Iain Goldrein QC, prosecuting, told the court that Jarvis killed his wife telling her he was "going to fix" her smoking habit.
He slashed her throat and stabbed her through the heart "so she couldn't be resuscitated". Their son Stuart entered his parents' bedroom after hearing screaming. Jarvis admitted stabbing Stuart to death so he would not have nightmares about the sight of his father killing his mother.
He then went upstairs to John Junior's room, where he cut his throat, telling him he was going to join his mother.
Jarvis then washed himself and the weapon before stabbing himself.
The court heard that a police officer later heard Jarvis saying: "I tried to stab my heart out but my blade was too blunt."
Jarvis then got back into the bloodstained bed with his dead wife.

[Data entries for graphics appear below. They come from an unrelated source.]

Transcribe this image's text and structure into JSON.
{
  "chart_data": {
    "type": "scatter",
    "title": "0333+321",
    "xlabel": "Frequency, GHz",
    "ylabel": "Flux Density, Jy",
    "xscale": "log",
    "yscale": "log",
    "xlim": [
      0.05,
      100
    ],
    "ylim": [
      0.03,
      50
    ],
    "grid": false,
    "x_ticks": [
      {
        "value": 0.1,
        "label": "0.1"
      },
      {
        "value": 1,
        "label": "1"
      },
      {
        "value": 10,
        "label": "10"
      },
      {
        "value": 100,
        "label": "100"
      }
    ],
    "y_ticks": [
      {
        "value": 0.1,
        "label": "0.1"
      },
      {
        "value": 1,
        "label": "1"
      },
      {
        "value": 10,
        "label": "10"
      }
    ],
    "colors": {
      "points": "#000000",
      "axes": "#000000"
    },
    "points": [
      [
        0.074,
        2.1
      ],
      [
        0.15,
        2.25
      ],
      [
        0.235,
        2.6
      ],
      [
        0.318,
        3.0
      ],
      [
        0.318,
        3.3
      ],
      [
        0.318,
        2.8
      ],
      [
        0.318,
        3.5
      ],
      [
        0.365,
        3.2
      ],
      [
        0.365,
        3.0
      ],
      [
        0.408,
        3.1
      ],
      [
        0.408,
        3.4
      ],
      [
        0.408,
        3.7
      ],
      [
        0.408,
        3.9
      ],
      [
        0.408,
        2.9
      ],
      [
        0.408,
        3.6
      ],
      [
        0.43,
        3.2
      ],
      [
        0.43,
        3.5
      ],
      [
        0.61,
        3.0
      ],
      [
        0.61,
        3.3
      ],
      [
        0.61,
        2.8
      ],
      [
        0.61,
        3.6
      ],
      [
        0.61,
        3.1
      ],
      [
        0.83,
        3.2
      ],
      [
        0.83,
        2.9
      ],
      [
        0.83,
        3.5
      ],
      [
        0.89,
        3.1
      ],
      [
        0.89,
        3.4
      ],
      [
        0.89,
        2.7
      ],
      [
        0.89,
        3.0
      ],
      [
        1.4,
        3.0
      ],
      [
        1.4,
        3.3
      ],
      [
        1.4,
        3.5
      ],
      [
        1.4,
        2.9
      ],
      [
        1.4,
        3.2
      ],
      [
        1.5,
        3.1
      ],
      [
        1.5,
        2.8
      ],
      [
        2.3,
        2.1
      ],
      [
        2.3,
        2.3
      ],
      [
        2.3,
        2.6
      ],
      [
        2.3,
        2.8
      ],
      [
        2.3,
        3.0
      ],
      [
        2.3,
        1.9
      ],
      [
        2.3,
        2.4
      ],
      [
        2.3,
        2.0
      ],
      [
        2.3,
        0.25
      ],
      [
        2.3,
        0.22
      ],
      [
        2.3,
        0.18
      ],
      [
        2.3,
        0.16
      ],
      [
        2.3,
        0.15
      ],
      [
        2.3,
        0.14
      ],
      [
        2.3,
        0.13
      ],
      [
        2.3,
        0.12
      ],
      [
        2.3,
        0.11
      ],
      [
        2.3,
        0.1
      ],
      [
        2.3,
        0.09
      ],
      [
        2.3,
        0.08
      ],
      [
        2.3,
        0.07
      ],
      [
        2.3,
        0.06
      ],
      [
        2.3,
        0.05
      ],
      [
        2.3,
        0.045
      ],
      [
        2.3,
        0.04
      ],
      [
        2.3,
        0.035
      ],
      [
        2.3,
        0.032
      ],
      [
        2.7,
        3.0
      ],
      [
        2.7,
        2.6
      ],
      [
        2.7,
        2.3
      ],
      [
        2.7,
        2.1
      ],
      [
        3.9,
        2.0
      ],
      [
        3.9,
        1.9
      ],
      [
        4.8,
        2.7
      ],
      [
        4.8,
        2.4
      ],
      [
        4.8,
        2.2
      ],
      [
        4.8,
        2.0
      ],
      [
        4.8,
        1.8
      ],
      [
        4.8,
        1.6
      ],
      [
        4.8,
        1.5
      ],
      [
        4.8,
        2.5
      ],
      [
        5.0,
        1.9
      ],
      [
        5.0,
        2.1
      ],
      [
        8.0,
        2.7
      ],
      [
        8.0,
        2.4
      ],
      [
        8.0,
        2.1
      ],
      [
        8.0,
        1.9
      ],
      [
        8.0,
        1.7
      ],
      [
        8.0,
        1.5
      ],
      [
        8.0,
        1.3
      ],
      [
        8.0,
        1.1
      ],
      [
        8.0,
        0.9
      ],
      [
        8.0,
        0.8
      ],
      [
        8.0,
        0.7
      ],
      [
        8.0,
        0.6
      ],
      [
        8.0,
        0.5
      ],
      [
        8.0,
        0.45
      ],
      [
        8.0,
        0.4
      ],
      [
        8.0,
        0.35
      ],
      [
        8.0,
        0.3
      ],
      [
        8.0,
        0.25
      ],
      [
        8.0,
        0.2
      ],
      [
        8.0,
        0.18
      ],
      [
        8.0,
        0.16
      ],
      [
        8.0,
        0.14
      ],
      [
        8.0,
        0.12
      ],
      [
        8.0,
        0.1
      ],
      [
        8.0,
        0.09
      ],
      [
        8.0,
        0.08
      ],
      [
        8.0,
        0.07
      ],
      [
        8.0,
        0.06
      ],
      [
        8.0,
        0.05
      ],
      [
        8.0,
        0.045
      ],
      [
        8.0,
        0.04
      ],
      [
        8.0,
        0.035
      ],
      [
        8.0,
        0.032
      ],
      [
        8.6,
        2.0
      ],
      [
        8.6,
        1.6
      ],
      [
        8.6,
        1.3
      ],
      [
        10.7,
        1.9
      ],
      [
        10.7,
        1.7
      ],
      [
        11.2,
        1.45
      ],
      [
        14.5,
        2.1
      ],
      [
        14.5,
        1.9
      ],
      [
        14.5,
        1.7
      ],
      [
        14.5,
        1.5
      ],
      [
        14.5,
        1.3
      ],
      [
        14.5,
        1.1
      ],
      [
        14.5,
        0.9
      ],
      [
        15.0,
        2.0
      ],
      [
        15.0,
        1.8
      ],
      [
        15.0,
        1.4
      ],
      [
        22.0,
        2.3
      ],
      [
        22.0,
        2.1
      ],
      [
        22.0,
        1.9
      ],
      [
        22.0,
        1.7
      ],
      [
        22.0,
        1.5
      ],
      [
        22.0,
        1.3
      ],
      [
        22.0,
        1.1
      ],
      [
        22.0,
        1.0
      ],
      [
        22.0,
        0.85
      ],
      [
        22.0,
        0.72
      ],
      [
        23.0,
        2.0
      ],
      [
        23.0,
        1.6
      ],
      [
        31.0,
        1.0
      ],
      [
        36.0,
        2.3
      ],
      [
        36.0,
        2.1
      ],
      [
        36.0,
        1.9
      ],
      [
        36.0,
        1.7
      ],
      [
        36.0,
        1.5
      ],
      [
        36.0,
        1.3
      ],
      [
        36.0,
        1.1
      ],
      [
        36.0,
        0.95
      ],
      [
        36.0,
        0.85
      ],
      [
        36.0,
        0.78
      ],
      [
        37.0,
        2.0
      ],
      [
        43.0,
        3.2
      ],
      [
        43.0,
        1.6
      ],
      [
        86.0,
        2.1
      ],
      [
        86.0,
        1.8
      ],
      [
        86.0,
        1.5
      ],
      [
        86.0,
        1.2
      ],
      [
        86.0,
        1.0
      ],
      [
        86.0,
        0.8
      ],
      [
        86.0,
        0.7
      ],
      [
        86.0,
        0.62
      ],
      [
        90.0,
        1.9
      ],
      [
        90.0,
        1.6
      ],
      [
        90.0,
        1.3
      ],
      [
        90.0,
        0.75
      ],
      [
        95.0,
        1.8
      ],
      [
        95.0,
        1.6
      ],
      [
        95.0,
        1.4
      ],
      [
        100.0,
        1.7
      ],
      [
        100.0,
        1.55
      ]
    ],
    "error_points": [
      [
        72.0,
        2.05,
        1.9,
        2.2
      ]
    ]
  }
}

The QC told the court that Jarvis had once told a friend: "If I have proof that Patricia is smoking I will kill her."
The judge accepted three pleas of manslaughter on the grounds of diminished responsibility after hearing that Jarvis had developed a mental illness following a road crash when he was 19.
But he said Jarvis had not escaped justice and may never be released.
Outside the court, Detective Superintendent Ian Jones, who led the Lancashire Police investigation, described the killings as "an appalling family tragedy".
He said Jarvis was "cold and calculating" throughout the investigation and had shown no remorse.